In this novel it is a kind of shadow-world - actually a place where all people have shed their shadow - that is enclosed and timeless. It reminds me of Jim Crace's "Eden", a paradise that is equally enclosed by a high wall and where it is hard to get in or out. Only, the paradise does not really seem to be what it is.
Murakami still is the master of the subtle changes, the slight transformation of perspectives that try to give us a glimpse of another reality, one that is less corporeal yet equally real, but hard to pin down. The question is whether the change is a real one or a psychological one.
"The scene also reminded me of a page from a picture book I'd read as a child. In it was a premonition-that something was about to change. Turn a corner and find something awaiting me there. A feeling I often had as a boy. And that something there would tell me a critical fact, which would force a suitable transformation in me." (p.196)
"I had the vague sense that something around me was gradually changing. It was as if, unaware, I was slowly being led somewhere by some sort of power. But was this a recent development, or something that had been going on from quite some time ago? I had no clue. (p. 287)
It is also symbolic that the main character becomes a librarian, with his alter ego working as a dream reader in the library of dreams in the enclosed space in the other world. There is no real evil in the novel, just different realities with unclear and abstract passages between them, leading to mystery and existential surprise, a detective story of the possible.
Yet the mystery remains. The story develops and things become increasingly clear - as one would expect, and despite the many strange things happening, it becomes plausible under Murakami's pen, and never deteriorates into blunt fantasy story-telling. Not suprisingly, the stories of Gabriel Garcia Marquez come to mind, and literally mentioned here.
""In his stories the real and the unreal, the living and the dead, are all mixed together in one," she said. "Like that's an entirely ordinary, everyday thing.""People often call that magical realism," I said."True. But I think that although that way of telling stories might fit the critical criteria of magical realism, for Garcia Marquez himself it's just ordinary realism. In the world he inhabits the real and the unreal coexist and he just describes those scenes the way he sees them."I sat down on the stool beside her and said, "So you' re saying that in the world he inhabits, the real and the unreal are equivalent and that Garcia Marquez is simply recording that."'Yes, I think that might be the case. And that's what I like about his novels." (p. 392)
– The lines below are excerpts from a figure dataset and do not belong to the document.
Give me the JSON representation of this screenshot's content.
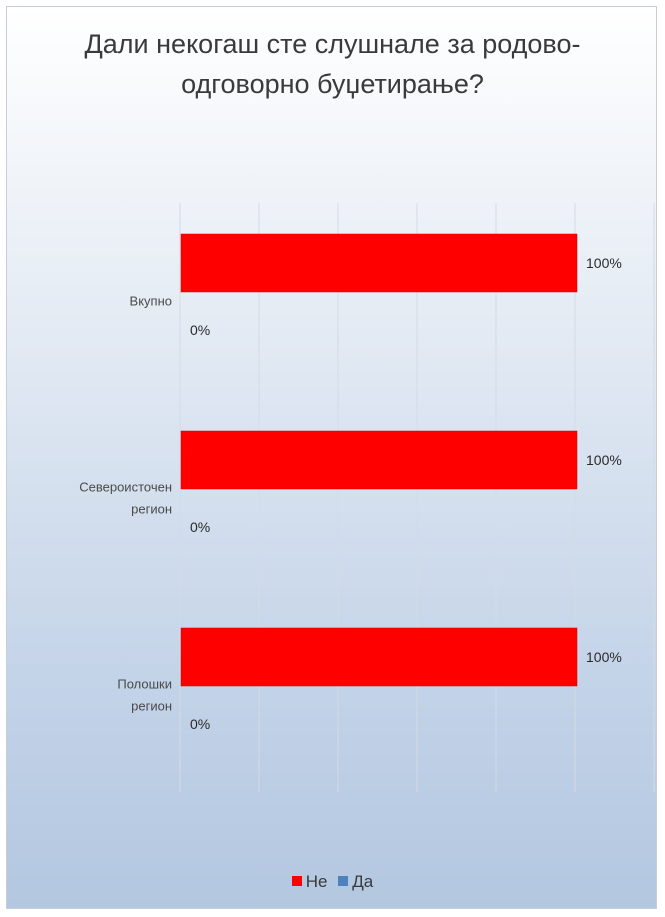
{
  "chart_data": {
    "type": "bar",
    "orientation": "horizontal",
    "title": "Дали некогаш сте слушнале за родово-одговорно буџетирање?",
    "categories": [
      "Вкупно",
      "Североисточен регион",
      "Полошки регион"
    ],
    "series": [
      {
        "name": "Не",
        "values": [
          100,
          100,
          100
        ],
        "labels": [
          "100%",
          "100%",
          "100%"
        ],
        "color": "#ff0000"
      },
      {
        "name": "Да",
        "values": [
          0,
          0,
          0
        ],
        "labels": [
          "0%",
          "0%",
          "0%"
        ],
        "color": "#4f81bd"
      }
    ],
    "xlim": [
      0,
      100
    ],
    "grid": true,
    "legend_position": "bottom"
  },
  "colors": {
    "no": "#ff0000",
    "yes": "#4f81bd",
    "gridline": "#d4dbe5"
  }
}
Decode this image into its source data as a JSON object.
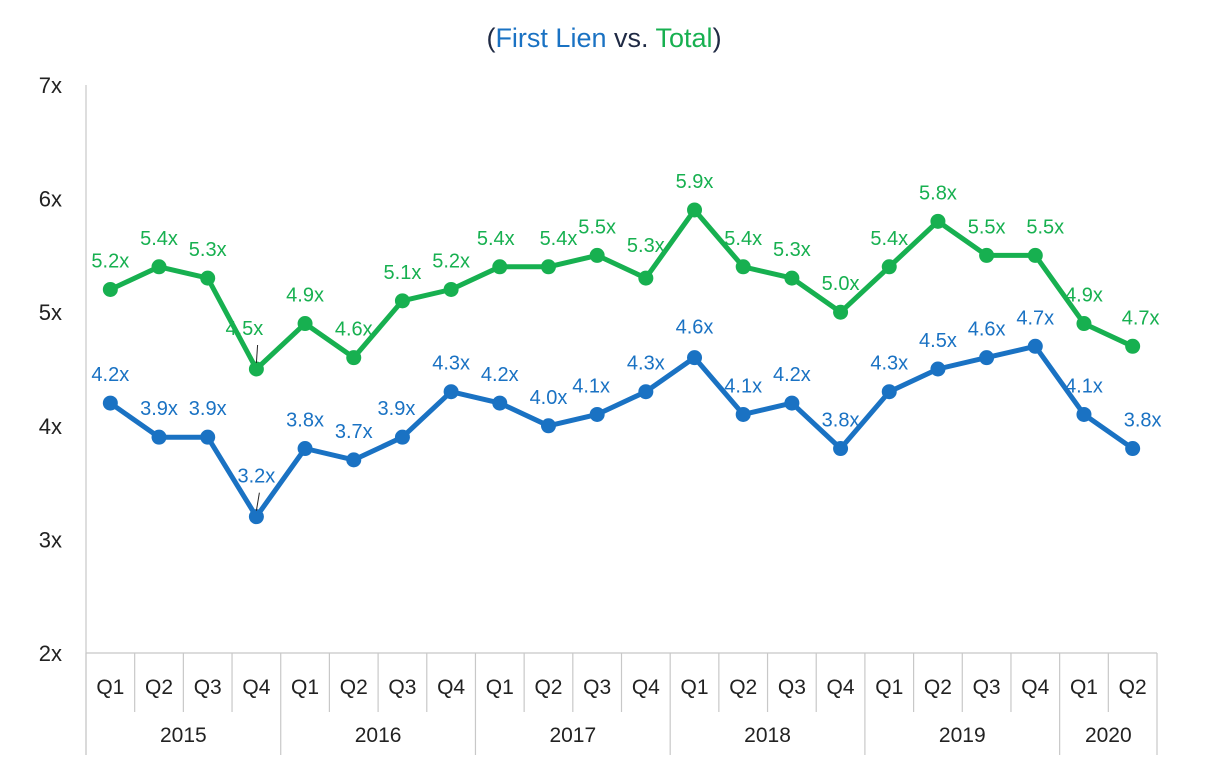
{
  "chart_data": {
    "type": "line",
    "title_parts": [
      {
        "text": "(",
        "color": "#1f2a44"
      },
      {
        "text": "First Lien",
        "color": "#1a72c3"
      },
      {
        "text": " vs. ",
        "color": "#1f2a44"
      },
      {
        "text": "Total",
        "color": "#17b050"
      },
      {
        "text": ")",
        "color": "#1f2a44"
      }
    ],
    "ylim": [
      2,
      7
    ],
    "yticks": [
      2,
      3,
      4,
      5,
      6,
      7
    ],
    "ytick_labels": [
      "2x",
      "3x",
      "4x",
      "5x",
      "6x",
      "7x"
    ],
    "categories": [
      "Q1",
      "Q2",
      "Q3",
      "Q4",
      "Q1",
      "Q2",
      "Q3",
      "Q4",
      "Q1",
      "Q2",
      "Q3",
      "Q4",
      "Q1",
      "Q2",
      "Q3",
      "Q4",
      "Q1",
      "Q2",
      "Q3",
      "Q4",
      "Q1",
      "Q2"
    ],
    "years": [
      {
        "label": "2015",
        "quarters": 4
      },
      {
        "label": "2016",
        "quarters": 4
      },
      {
        "label": "2017",
        "quarters": 4
      },
      {
        "label": "2018",
        "quarters": 4
      },
      {
        "label": "2019",
        "quarters": 4
      },
      {
        "label": "2020",
        "quarters": 2
      }
    ],
    "grid": false,
    "series": [
      {
        "key": "total",
        "color": "#17b050",
        "values": [
          5.2,
          5.4,
          5.3,
          4.5,
          4.9,
          4.6,
          5.1,
          5.2,
          5.4,
          5.4,
          5.5,
          5.3,
          5.9,
          5.4,
          5.3,
          5.0,
          5.4,
          5.8,
          5.5,
          5.5,
          4.9,
          4.7
        ],
        "labels": [
          "5.2x",
          "5.4x",
          "5.3x",
          "4.5x",
          "4.9x",
          "4.6x",
          "5.1x",
          "5.2x",
          "5.4x",
          "5.4x",
          "5.5x",
          "5.3x",
          "5.9x",
          "5.4x",
          "5.3x",
          "5.0x",
          "5.4x",
          "5.8x",
          "5.5x",
          "5.5x",
          "4.9x",
          "4.7x"
        ]
      },
      {
        "key": "first_lien",
        "color": "#1a72c3",
        "values": [
          4.2,
          3.9,
          3.9,
          3.2,
          3.8,
          3.7,
          3.9,
          4.3,
          4.2,
          4.0,
          4.1,
          4.3,
          4.6,
          4.1,
          4.2,
          3.8,
          4.3,
          4.5,
          4.6,
          4.7,
          4.1,
          3.8
        ],
        "labels": [
          "4.2x",
          "3.9x",
          "3.9x",
          "3.2x",
          "3.8x",
          "3.7x",
          "3.9x",
          "4.3x",
          "4.2x",
          "4.0x",
          "4.1x",
          "4.3x",
          "4.6x",
          "4.1x",
          "4.2x",
          "3.8x",
          "4.3x",
          "4.5x",
          "4.6x",
          "4.7x",
          "4.1x",
          "3.8x"
        ]
      }
    ]
  }
}
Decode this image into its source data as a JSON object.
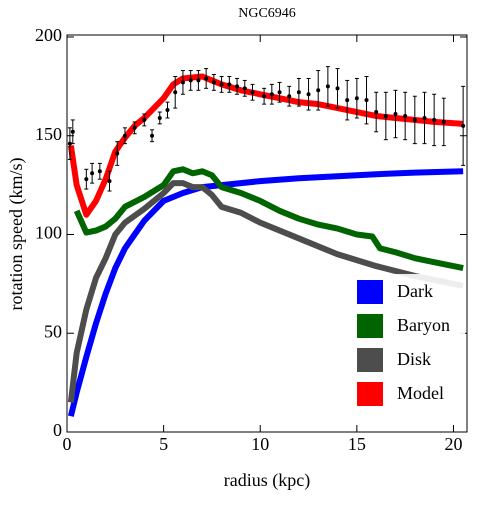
{
  "chart_data": {
    "type": "line",
    "title": "NGC6946",
    "x_label": "radius (kpc)",
    "y_label": "rotation speed (km/s)",
    "xlim": [
      0,
      20.7
    ],
    "ylim": [
      0,
      201
    ],
    "xticks": [
      0,
      5,
      10,
      15,
      20
    ],
    "yticks": [
      0,
      50,
      100,
      150,
      200
    ],
    "legend": "lower right",
    "series": [
      {
        "name": "Dark",
        "color": "#0000ff",
        "x": [
          0.2,
          0.5,
          1,
          1.5,
          2,
          2.5,
          3,
          4,
          5,
          6,
          7,
          8,
          10,
          12,
          14,
          16,
          18,
          20.5
        ],
        "values": [
          8,
          20,
          38,
          55,
          70,
          83,
          93,
          107,
          117,
          121,
          124,
          125,
          127,
          128.5,
          129.5,
          130.5,
          131.3,
          132
        ]
      },
      {
        "name": "Baryon",
        "color": "#006400",
        "x": [
          0.5,
          1,
          1.5,
          2,
          2.5,
          3,
          4,
          5,
          5.5,
          6,
          6.5,
          7,
          7.5,
          8,
          9,
          10,
          11,
          12,
          13,
          14,
          15,
          15.8,
          16.2,
          17,
          18,
          19,
          20.5
        ],
        "values": [
          112,
          101,
          102,
          104,
          108,
          114,
          119,
          125,
          132,
          133,
          131,
          132,
          130,
          124,
          121,
          117,
          112,
          108,
          105,
          103,
          100,
          99,
          93,
          91,
          88,
          86,
          83
        ]
      },
      {
        "name": "Disk",
        "color": "#4d4d4d",
        "x": [
          0.2,
          0.5,
          1,
          1.5,
          2,
          2.5,
          3,
          4,
          5,
          5.5,
          6,
          6.5,
          7,
          7.5,
          8,
          9,
          10,
          12,
          14,
          16,
          18,
          20.5
        ],
        "values": [
          15,
          40,
          62,
          78,
          88,
          100,
          106,
          113,
          121,
          126,
          126,
          124,
          124,
          120,
          114,
          111,
          106,
          98,
          90,
          84,
          79,
          74
        ]
      },
      {
        "name": "Model",
        "color": "#ff0000",
        "x": [
          0.2,
          0.5,
          1,
          1.5,
          2,
          2.5,
          3,
          3.5,
          4,
          5,
          5.5,
          6,
          7,
          7.5,
          8,
          9,
          10,
          11,
          12,
          13,
          14,
          15,
          16,
          17,
          18,
          19,
          20.5
        ],
        "values": [
          145,
          125,
          110,
          117,
          128,
          142,
          149,
          155,
          159,
          169,
          176,
          179,
          180,
          178,
          176,
          173,
          171,
          169,
          167,
          166,
          164,
          162,
          160,
          159,
          158,
          157,
          156
        ]
      }
    ],
    "points": {
      "color": "#000000",
      "x": [
        0.15,
        0.3,
        1,
        1.3,
        1.7,
        2.2,
        2.6,
        3,
        3.5,
        4,
        4.4,
        4.8,
        5.2,
        5.6,
        6,
        6.4,
        6.8,
        7.2,
        7.6,
        8,
        8.4,
        8.8,
        9.2,
        9.6,
        10.2,
        10.6,
        11,
        11.5,
        12,
        12.5,
        13,
        13.5,
        14,
        14.5,
        15,
        15.5,
        16,
        16.5,
        17,
        17.5,
        18,
        18.5,
        19,
        19.5,
        20.5
      ],
      "values": [
        146,
        152,
        128,
        131,
        132,
        127,
        141,
        150,
        154,
        158,
        150,
        159,
        163,
        172,
        177,
        178,
        178,
        179,
        177,
        176,
        176,
        175,
        174,
        172,
        170,
        171,
        172,
        170,
        172,
        171,
        173,
        175,
        174,
        168,
        169,
        168,
        162,
        160,
        161,
        160,
        158,
        159,
        158,
        157,
        155
      ],
      "errors": [
        8,
        6,
        5,
        5,
        4,
        5,
        6,
        4,
        3,
        3,
        3,
        3,
        4,
        8,
        6,
        5,
        5,
        5,
        4,
        4,
        4,
        4,
        4,
        4,
        4,
        5,
        5,
        5,
        7,
        8,
        10,
        10,
        10,
        10,
        10,
        12,
        10,
        12,
        12,
        12,
        12,
        13,
        13,
        12,
        20
      ]
    }
  }
}
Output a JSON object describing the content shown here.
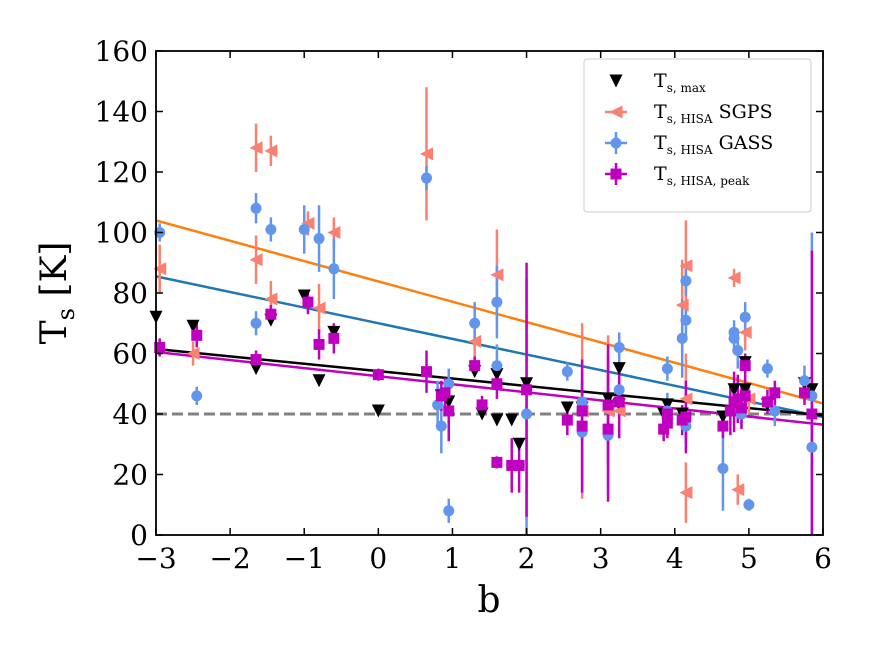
{
  "chart_data": {
    "type": "scatter",
    "title": "",
    "xlabel": "b",
    "ylabel": "T",
    "ylabel_sub": "s",
    "ylabel_unit": " [K]",
    "xlim": [
      -3,
      6
    ],
    "ylim": [
      0,
      160
    ],
    "xticks": [
      -3,
      -2,
      -1,
      0,
      1,
      2,
      3,
      4,
      5,
      6
    ],
    "yticks": [
      0,
      20,
      40,
      60,
      80,
      100,
      120,
      140,
      160
    ],
    "xtick_labels": [
      "−3",
      "−2",
      "−1",
      "0",
      "1",
      "2",
      "3",
      "4",
      "5",
      "6"
    ],
    "ytick_labels": [
      "0",
      "20",
      "40",
      "60",
      "80",
      "100",
      "120",
      "140",
      "160"
    ],
    "legend_position": "top-right",
    "reference_line": {
      "y": 40,
      "color": "#808080",
      "style": "dashed"
    },
    "series": [
      {
        "name": "T_s,max",
        "legend_main": "T",
        "legend_sub": "s, max",
        "legend_suffix": "",
        "marker": "triangle-down",
        "color": "#000000",
        "fit": {
          "x0": -3,
          "y0": 61.5,
          "x1": 6,
          "y1": 39.5,
          "color": "#000000"
        },
        "points": [
          {
            "x": -3.0,
            "y": 72
          },
          {
            "x": -2.5,
            "y": 69
          },
          {
            "x": -1.65,
            "y": 55
          },
          {
            "x": -1.45,
            "y": 71
          },
          {
            "x": -1.0,
            "y": 79
          },
          {
            "x": -0.8,
            "y": 51
          },
          {
            "x": -0.6,
            "y": 67
          },
          {
            "x": 0.0,
            "y": 41
          },
          {
            "x": 0.85,
            "y": 46
          },
          {
            "x": 0.95,
            "y": 44
          },
          {
            "x": 1.3,
            "y": 54
          },
          {
            "x": 1.4,
            "y": 40
          },
          {
            "x": 1.6,
            "y": 38
          },
          {
            "x": 1.6,
            "y": 53
          },
          {
            "x": 1.8,
            "y": 38
          },
          {
            "x": 1.9,
            "y": 30
          },
          {
            "x": 2.0,
            "y": 50
          },
          {
            "x": 2.55,
            "y": 42
          },
          {
            "x": 2.75,
            "y": 42
          },
          {
            "x": 3.1,
            "y": 45
          },
          {
            "x": 3.25,
            "y": 43
          },
          {
            "x": 3.25,
            "y": 55
          },
          {
            "x": 3.85,
            "y": 40
          },
          {
            "x": 3.9,
            "y": 43
          },
          {
            "x": 4.1,
            "y": 40
          },
          {
            "x": 4.65,
            "y": 39
          },
          {
            "x": 4.8,
            "y": 48
          },
          {
            "x": 4.95,
            "y": 48
          },
          {
            "x": 4.95,
            "y": 57
          },
          {
            "x": 5.25,
            "y": 43
          },
          {
            "x": 5.75,
            "y": 50
          },
          {
            "x": 5.85,
            "y": 48
          }
        ]
      },
      {
        "name": "T_s,HISA SGPS",
        "legend_main": "T",
        "legend_sub": "s, HISA",
        "legend_suffix": " SGPS",
        "marker": "triangle-left",
        "color": "#fa8072",
        "fit": {
          "x0": -3,
          "y0": 104,
          "x1": 6,
          "y1": 43.5,
          "color": "#ff7f0e"
        },
        "points": [
          {
            "x": -2.95,
            "y": 88,
            "err": 8
          },
          {
            "x": -2.5,
            "y": 60,
            "err": 4
          },
          {
            "x": -1.65,
            "y": 128,
            "err": 8
          },
          {
            "x": -1.65,
            "y": 91,
            "err": 8
          },
          {
            "x": -1.45,
            "y": 127,
            "err": 5
          },
          {
            "x": -1.45,
            "y": 78,
            "err": 6
          },
          {
            "x": -0.95,
            "y": 103,
            "err": 4
          },
          {
            "x": -0.8,
            "y": 75,
            "err": 8
          },
          {
            "x": -0.6,
            "y": 100,
            "err": 5
          },
          {
            "x": 0.65,
            "y": 126,
            "err": 22
          },
          {
            "x": 1.3,
            "y": 64,
            "err": 8
          },
          {
            "x": 1.6,
            "y": 86,
            "err": 15
          },
          {
            "x": 2.75,
            "y": 41,
            "err": 29
          },
          {
            "x": 3.1,
            "y": 41,
            "err": 25
          },
          {
            "x": 3.25,
            "y": 41,
            "err": 8
          },
          {
            "x": 4.1,
            "y": 76,
            "err": 15
          },
          {
            "x": 4.15,
            "y": 89,
            "err": 15
          },
          {
            "x": 4.15,
            "y": 45,
            "err": 15
          },
          {
            "x": 4.15,
            "y": 14,
            "err": 10
          },
          {
            "x": 4.8,
            "y": 85,
            "err": 3
          },
          {
            "x": 4.85,
            "y": 15,
            "err": 5
          },
          {
            "x": 4.95,
            "y": 67,
            "err": 6
          },
          {
            "x": 5.0,
            "y": 45,
            "err": 5
          }
        ]
      },
      {
        "name": "T_s,HISA GASS",
        "legend_main": "T",
        "legend_sub": "s, HISA",
        "legend_suffix": " GASS",
        "marker": "circle",
        "color": "#6495ed",
        "fit": {
          "x0": -3,
          "y0": 85.5,
          "x1": 6,
          "y1": 39,
          "color": "#1f77b4"
        },
        "points": [
          {
            "x": -2.95,
            "y": 100,
            "err": 3
          },
          {
            "x": -2.45,
            "y": 46,
            "err": 3
          },
          {
            "x": -1.65,
            "y": 108,
            "err": 5
          },
          {
            "x": -1.65,
            "y": 70,
            "err": 4
          },
          {
            "x": -1.45,
            "y": 101,
            "err": 4
          },
          {
            "x": -1.0,
            "y": 101,
            "err": 8
          },
          {
            "x": -0.8,
            "y": 98,
            "err": 11
          },
          {
            "x": -0.6,
            "y": 88,
            "err": 10
          },
          {
            "x": 0.65,
            "y": 118,
            "err": 4
          },
          {
            "x": 0.8,
            "y": 43,
            "err": 8
          },
          {
            "x": 0.85,
            "y": 36,
            "err": 9
          },
          {
            "x": 0.95,
            "y": 8,
            "err": 4
          },
          {
            "x": 0.95,
            "y": 50,
            "err": 5
          },
          {
            "x": 1.3,
            "y": 70,
            "err": 7
          },
          {
            "x": 1.6,
            "y": 77,
            "err": 12
          },
          {
            "x": 1.6,
            "y": 56,
            "err": 7
          },
          {
            "x": 2.0,
            "y": 40,
            "err": 45
          },
          {
            "x": 2.55,
            "y": 54,
            "err": 3
          },
          {
            "x": 2.75,
            "y": 34,
            "err": 20
          },
          {
            "x": 2.75,
            "y": 44,
            "err": 6
          },
          {
            "x": 3.1,
            "y": 33,
            "err": 20
          },
          {
            "x": 3.25,
            "y": 62,
            "err": 5
          },
          {
            "x": 3.25,
            "y": 48,
            "err": 4
          },
          {
            "x": 3.9,
            "y": 55,
            "err": 4
          },
          {
            "x": 3.9,
            "y": 41,
            "err": 6
          },
          {
            "x": 4.1,
            "y": 65,
            "err": 13
          },
          {
            "x": 4.15,
            "y": 84,
            "err": 5
          },
          {
            "x": 4.15,
            "y": 71,
            "err": 6
          },
          {
            "x": 4.15,
            "y": 36,
            "err": 6
          },
          {
            "x": 4.65,
            "y": 22,
            "err": 14
          },
          {
            "x": 4.8,
            "y": 67,
            "err": 4
          },
          {
            "x": 4.8,
            "y": 65,
            "err": 4
          },
          {
            "x": 4.85,
            "y": 61,
            "err": 6
          },
          {
            "x": 4.9,
            "y": 40,
            "err": 4
          },
          {
            "x": 4.95,
            "y": 72,
            "err": 5
          },
          {
            "x": 5.0,
            "y": 10,
            "err": 2
          },
          {
            "x": 5.25,
            "y": 55,
            "err": 3
          },
          {
            "x": 5.35,
            "y": 41,
            "err": 5
          },
          {
            "x": 5.75,
            "y": 51,
            "err": 5
          },
          {
            "x": 5.85,
            "y": 29,
            "err": 10
          },
          {
            "x": 5.85,
            "y": 46,
            "err": 54
          }
        ]
      },
      {
        "name": "T_s,HISA,peak",
        "legend_main": "T",
        "legend_sub": "s, HISA, peak",
        "legend_suffix": "",
        "marker": "square",
        "color": "#bf00bf",
        "fit": {
          "x0": -3,
          "y0": 60.5,
          "x1": 6,
          "y1": 36.5,
          "color": "#bf00bf"
        },
        "points": [
          {
            "x": -2.95,
            "y": 62,
            "err": 3
          },
          {
            "x": -2.45,
            "y": 66,
            "err": 4
          },
          {
            "x": -1.65,
            "y": 58,
            "err": 3
          },
          {
            "x": -1.45,
            "y": 73,
            "err": 3
          },
          {
            "x": -0.95,
            "y": 77,
            "err": 4
          },
          {
            "x": -0.8,
            "y": 63,
            "err": 5
          },
          {
            "x": -0.6,
            "y": 65,
            "err": 5
          },
          {
            "x": 0.0,
            "y": 53,
            "err": 2
          },
          {
            "x": 0.65,
            "y": 54,
            "err": 7
          },
          {
            "x": 0.85,
            "y": 46,
            "err": 5
          },
          {
            "x": 0.9,
            "y": 47,
            "err": 5
          },
          {
            "x": 0.95,
            "y": 41,
            "err": 10
          },
          {
            "x": 1.3,
            "y": 56,
            "err": 3
          },
          {
            "x": 1.4,
            "y": 43,
            "err": 3
          },
          {
            "x": 1.6,
            "y": 50,
            "err": 5
          },
          {
            "x": 1.6,
            "y": 24,
            "err": 2
          },
          {
            "x": 1.8,
            "y": 23,
            "err": 9
          },
          {
            "x": 1.9,
            "y": 23,
            "err": 9
          },
          {
            "x": 2.0,
            "y": 48,
            "err": 42
          },
          {
            "x": 2.55,
            "y": 38,
            "err": 5
          },
          {
            "x": 2.75,
            "y": 36,
            "err": 22
          },
          {
            "x": 2.75,
            "y": 41,
            "err": 10
          },
          {
            "x": 3.1,
            "y": 35,
            "err": 24
          },
          {
            "x": 3.1,
            "y": 43,
            "err": 20
          },
          {
            "x": 3.25,
            "y": 44,
            "err": 12
          },
          {
            "x": 3.85,
            "y": 35,
            "err": 4
          },
          {
            "x": 3.9,
            "y": 37,
            "err": 5
          },
          {
            "x": 3.9,
            "y": 40,
            "err": 4
          },
          {
            "x": 4.1,
            "y": 38,
            "err": 5
          },
          {
            "x": 4.15,
            "y": 39,
            "err": 12
          },
          {
            "x": 4.65,
            "y": 36,
            "err": 4
          },
          {
            "x": 4.75,
            "y": 41,
            "err": 8
          },
          {
            "x": 4.8,
            "y": 44,
            "err": 10
          },
          {
            "x": 4.85,
            "y": 45,
            "err": 8
          },
          {
            "x": 4.9,
            "y": 42,
            "err": 7
          },
          {
            "x": 4.95,
            "y": 46,
            "err": 7
          },
          {
            "x": 4.95,
            "y": 56,
            "err": 4
          },
          {
            "x": 5.25,
            "y": 44,
            "err": 4
          },
          {
            "x": 5.35,
            "y": 47,
            "err": 4
          },
          {
            "x": 5.75,
            "y": 47,
            "err": 4
          },
          {
            "x": 5.85,
            "y": 40,
            "err": 54
          }
        ]
      }
    ]
  }
}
In the epilogue the author explains how the story for this book had been germinating for decades, until finally the time was ripe to actually write it. Even if it is a nice book, it does not really add anything new to Murakami's output, apart from being an entertaining read. And the older he gets, the more words he seem to need to come to the essence of his story. At times I think that he writes too naturally and too fluently which creates a lot of sentences that go to the detriment of the tension and forward drive that you expect from a mystery novel. Or maybe I am getting to old, which is also a possible perspective of course.